SVM and Cross-Validation using R Studio
Nainika Kaushik1, Manjot Kaur Bhatia2, Sonali Rastogi3

1Nainika Kaushik*, Assistant Professor, Department of Information Technology, Jagan Institute of Management Studies – JIMS Rohini, Delhi, India.
2Dr. Manjot Bhatia, Professor, Jagan Institute of Management Studies – JIMS Rohini, Delhi, India.
3Sonali Rastogi, Computer Science Engineering Graduate, Jagannath University Bahadurgarh, Haryana, India.

Manuscript received on September 02, 2020. | Revised Manuscript received on September 15, 2020. | Manuscript published on October 30, 2020. | PP: 46-54 | Volume-10 Issue-1, October 2020. | Retrieval Number: 100.1/ijeat.A16731010120 | DOI: 10.35940/ijeat.A1673.1010120
Open Access | Ethics and Policies | Cite | Mendeley
© The Authors. Blue Eyes Intelligence Engineering and Sciences Publication (BEIESP). This is an open access article under the CC BY-NC-ND license (http://creativecommons.org/licenses/by-nc-nd/4.0/)

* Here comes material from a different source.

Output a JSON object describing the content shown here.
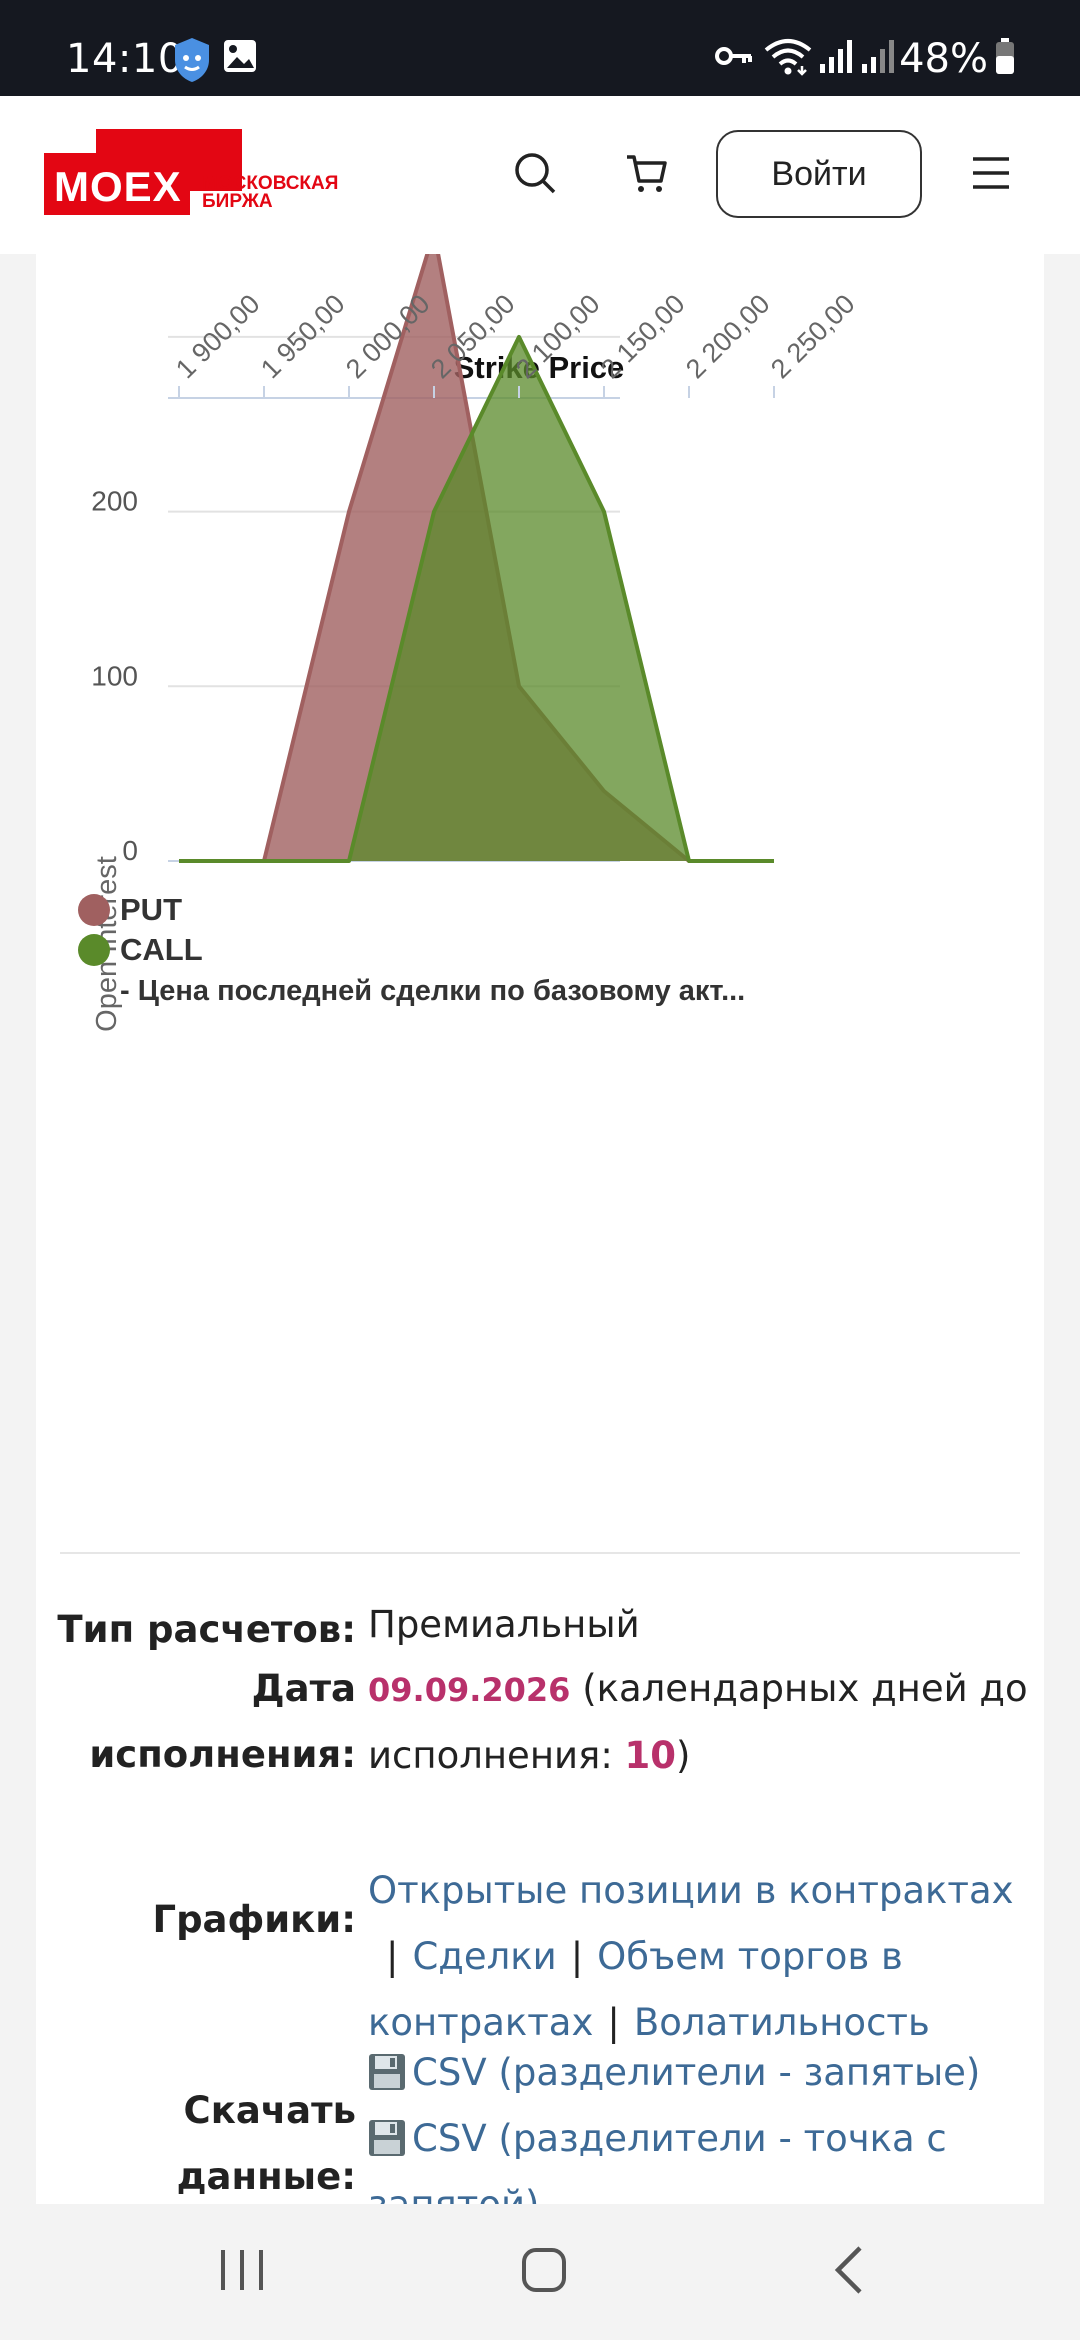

Abstract: Each passing day data is getting multiplied. It is difficult to extract useful information from such big data. Data Mining is used to extract useful information. Data mining is used in majorly all fields like healthcare, marketing, social media platforms and so on. In this paper, data is loaded and preprocessed by dealing with some missing values. The dataset used is of Airbnb, the platform used for lodging and tourism industry. Analyzing the data by plotting correlation using spearman method. Further, applying PCA and Support Vector Machine classification technique on the dataset. There are various applications of SVM, it is used in face-detection, text and hypertext categorization, classification of images, bioinformatics and so on. SVM has high dimensional input space, sparse document vectors and regularization parameters therefore it is appropriate to use SVM. Cross-validation gives more accurate result. The dataset is divided into folds. The end product is the test set which is similar to full dataset. Confusion matrix is evaluated, grid approach is followed for building the matrix at various seeds and kernels (RBF, Polynomial). The aim of this research is to see which is the best kernel for the dataset. 
Keywords: Big Data, Data mining, Machine learning Rattle, RStudio, Support Vector Machine.